The Depository Trust & Clearing Corporation (DTCC) has selected the privacy-focused Canton Network to tokenize a defined set of U.S. Treasuries, Russell 1000 equities and major index ETFs, under a three-year pilot enabled by a U.S. Securities and Exchange Commission No-Action Letter with Minimum Viable Products targeted for early 2026. The move positions privacy and regulatory compatibility as central requirements for institutional tokenization.
Privacy-first architecture for regulated tokenization
DTCC’s decision centers on the Canton Network’s institutional-grade privacy architecture and interoperable design. The network offers a configurable privacy model that lets participants control transaction visibility while retaining auditable records for compliance, balancing commercial confidentiality with regulatory oversight.
Its “network of networks” approach supports private, permissioned nodes that can interoperate with a broader ledger, enabling cross-system connectivity without exposing sensitive data. This design aims to connect multiple systems on a shared infrastructure while preventing unnecessary disclosure of commercially sensitive information.
DTCC plans to integrate Canton’s capabilities with its ComposerX platform suite to harmonize legacy systems with blockchain tooling. This approach seeks to reduce the need for wholesale infrastructure replacement while preserving the confidentiality standards required by institutions and maintaining auditability.
The SEC issued a No-Action Letter that permits DTCC to operate the tokenization service under specific conditions and defines a three-year horizon.

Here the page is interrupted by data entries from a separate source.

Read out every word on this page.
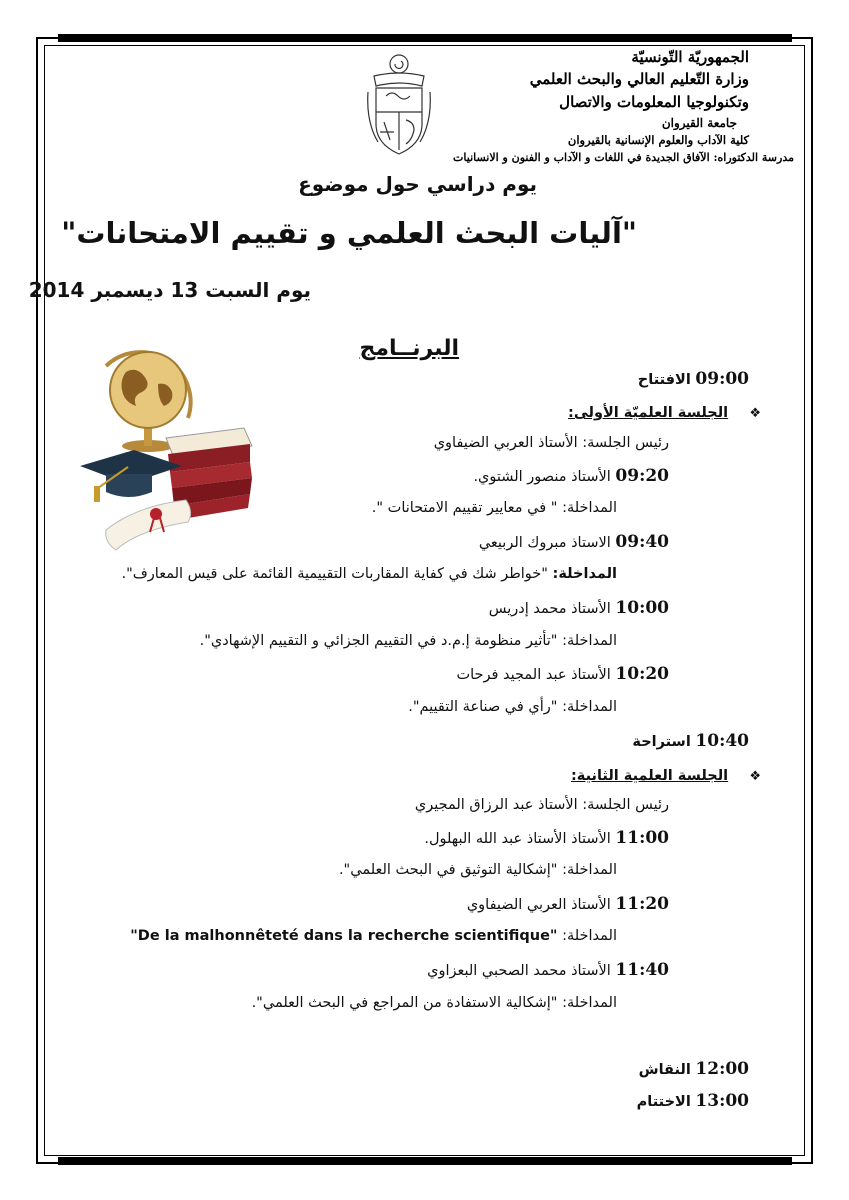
الجمهوريّة التّونسيّة
وزارة التّعليم العالي والبحث العلمي
وتكنولوجيا المعلومات والاتصال
جامعة القيروان
كلية الآداب والعلوم الإنسانية بالقيروان
مدرسة الدكتوراه: الآفاق الجديدة في اللغات و الآداب و الفنون و الانسانيات
يوم دراسي حول موضوع
"آليات البحث العلمي و تقييم الامتحانات"
يوم السبت 13 ديسمبر 2014
البرنــامج
09:00 الافتتاح
❖  الجلسة العلميّة الأولى:
رئيس الجلسة: الأستاذ العربي الضيفاوي
09:20 الأستاذ منصور الشتوي.
المداخلة: " في معايير تقييم الامتحانات ".
09:40 الاستاذ مبروك الربيعي
المداخلة: "خواطر شك في كفاية المقاربات التقييمية القائمة على قيس المعارف".
10:00 الأستاذ محمد إدريس
المداخلة: "تأثير منظومة إ.م.د في التقييم الجزائي و التقييم الإشهادي".
10:20 الأستاذ عبد المجيد فرحات
المداخلة: "رأي في صناعة التقييم".
10:40 استراحة
❖  الجلسة العلمية الثانية:
رئيس الجلسة: الأستاذ عبد الرزاق المجيري
11:00 الأستاذ الأستاذ عبد الله البهلول.
المداخلة: "إشكالية التوثيق في البحث العلمي".
11:20 الأستاذ العربي الضيفاوي
المداخلة: "De la malhonnêteté dans la recherche scientifique"
11:40 الأستاذ محمد الصحبي البعزاوي
المداخلة: "إشكالية الاستفادة من المراجع في البحث العلمي".
12:00 النقاش
13:00 الاختتام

The pilot’s scope includes tokenizing a focused set of U.S. Treasury securities, selected Russell 1000 stocks and several major index ETFs, with MVPs slated for early 2026 and a transition to full-scale service in the latter half of 2026.
The regulatory clearance explicitly limits the program’s initial perimeter and timeframe, creating a supervised environment to evaluate operational, legal and compliance considerations. By constraining scope and duration, the No-Action Letter creates a controlled setting to test tokenization without granting open-ended approval.
DTCC and its partners frame the initiative as a way to reduce operational friction and accelerate settlement. On-chain processing is expected to increase asset mobility, enable near-real-time collateral movement and shorten settlement cycles compared with T+1/T+2.
The project promises 24/7 trading capability and configurable auditability while preserving confidentiality for commercially sensitive data. These shifts could alter liquidity dynamics and improve collateral efficiency, while introducing new dependencies on privacy-preserving on-chain tooling, validators and oracle integrations. Regulatory and compliance risks remain central throughout the pilot. The No-Action Letter creates permissive space rather than open-ended approval, shaping which services are permissible and for whom.
Institutions will need to reconcile on-chain privacy controls with KYC/AML obligations and audit requirements, while monitoring how the pilot’s outcomes influence wider supervisory approaches. DTCC’s selection of the Canton Network marks a structured, regulatorily scoped step toward tokenizing critical U.S. market instruments, prioritizing privacy and interoperability.